Morocco’s leading cement firm, Lafarge Ciments, reported first-half net profit up 6 percent but said this growth should fall to zero by year-end as sales growth declines and due to a special tax on cement sales.
Turnover rose 4.2 percent to 1.44bn dirhams after 8.2 per cent growth in sales volumes, said the firm, controlled by conglomerate SNI and in which Lafarge is a main shareholder.
Net profit reached 377m dirhams ($42m), the company said in a statement.
Echoing comments by analysts, Lafarge said the building industry had seen since May a "strong slowdown" which worsened in July. "(It) should limit the annual growth of our sales to five percent (in volume) compared to the previous financial year," it said.

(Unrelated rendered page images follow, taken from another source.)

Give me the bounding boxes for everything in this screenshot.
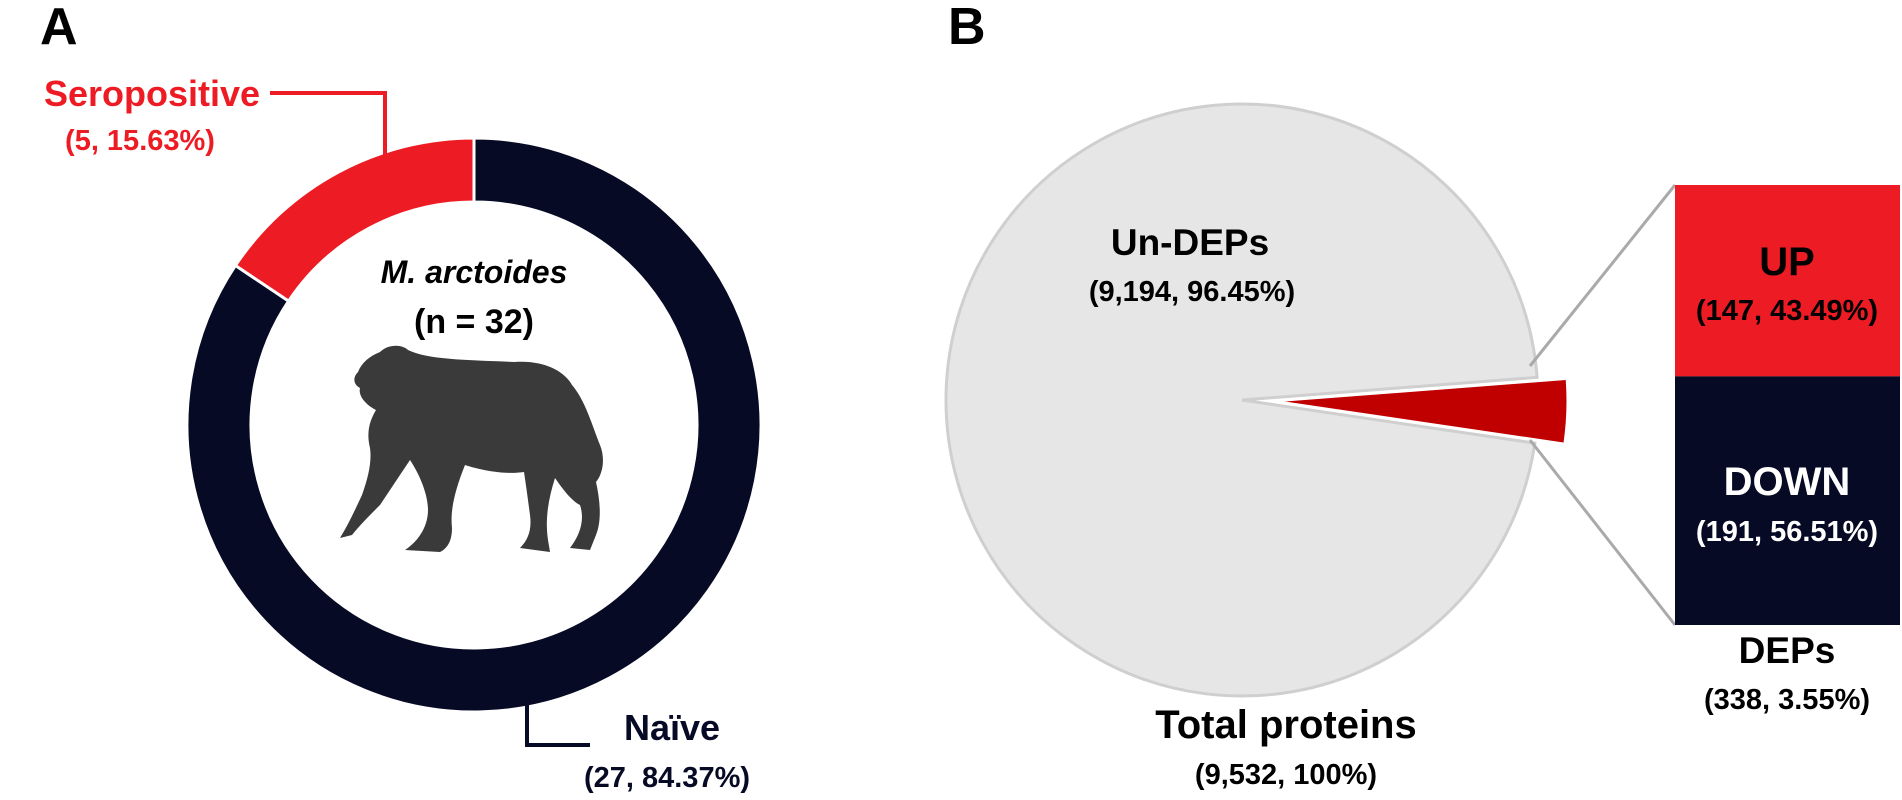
- total-proteins-label: Total proteins: [1155, 703, 1416, 747]
- stacked-bar-segment-down: [1675, 376, 1900, 625]
- naive-label: Naïve: [624, 707, 720, 748]
- macaque-silhouette-icon: [340, 345, 603, 552]
- naive-leader-line: [525, 690, 590, 747]
- down-value-label: (191, 56.51%): [1696, 516, 1878, 548]
- stacked-bar-segment-up: [1675, 185, 1900, 377]
- deps-connector-top: [1528, 184, 1677, 367]
- deps-connector-bottom: [1528, 439, 1677, 626]
- donut-center-subtitle: (n = 32): [414, 303, 534, 341]
- panel-a-letter: A: [40, 0, 78, 56]
- up-label: UP: [1759, 240, 1815, 284]
- pie-slice-un-deps: [944, 102, 1539, 698]
- seropositive-value-label: (5, 15.63%): [65, 125, 215, 157]
- donut-slice-naive: [185, 136, 763, 714]
- donut-chart: [185, 136, 763, 714]
- un-deps-value-label: (9,194, 96.45%): [1089, 276, 1295, 308]
- naive-value-label: (27, 84.37%): [584, 762, 750, 794]
- pie-chart: [944, 102, 1570, 698]
- down-label: DOWN: [1724, 460, 1851, 504]
- up-value-label: (147, 43.49%): [1696, 295, 1878, 327]
- seropositive-label: Seropositive: [44, 73, 260, 114]
- donut-center-title: M. arctoides: [381, 254, 568, 290]
- seropositive-leader-line: [270, 91, 387, 160]
- total-proteins-value-label: (9,532, 100%): [1195, 759, 1377, 791]
- pie-slice-deps: [1271, 376, 1570, 446]
- un-deps-label: Un-DEPs: [1111, 222, 1269, 263]
- deps-value-label: (338, 3.55%): [1704, 684, 1870, 716]
- deps-label: DEPs: [1739, 630, 1836, 671]
- stacked-bar: [1675, 185, 1900, 625]
- panel-b-letter: B: [948, 0, 986, 56]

Such growth is not enough to fully cushion the "important impact" on the company’s results of a special tax on sales.
"We hope however that progress made on the productivity front would help up maintain results of 2004 at the level of those of 2003," Lafarge added.
Cement firms and the Moroccan government agreed last year to double to 100 dirhams per tonne a tax meant to generate new funds for the government’s efforts to eradicate shantytowns.
The construction sector in Morocco has been growing rapidly over the past two years, helped by housing projects for low-income families and development of infrastructure, mainly roads, hotels and a huge port near the northern city of Tangier.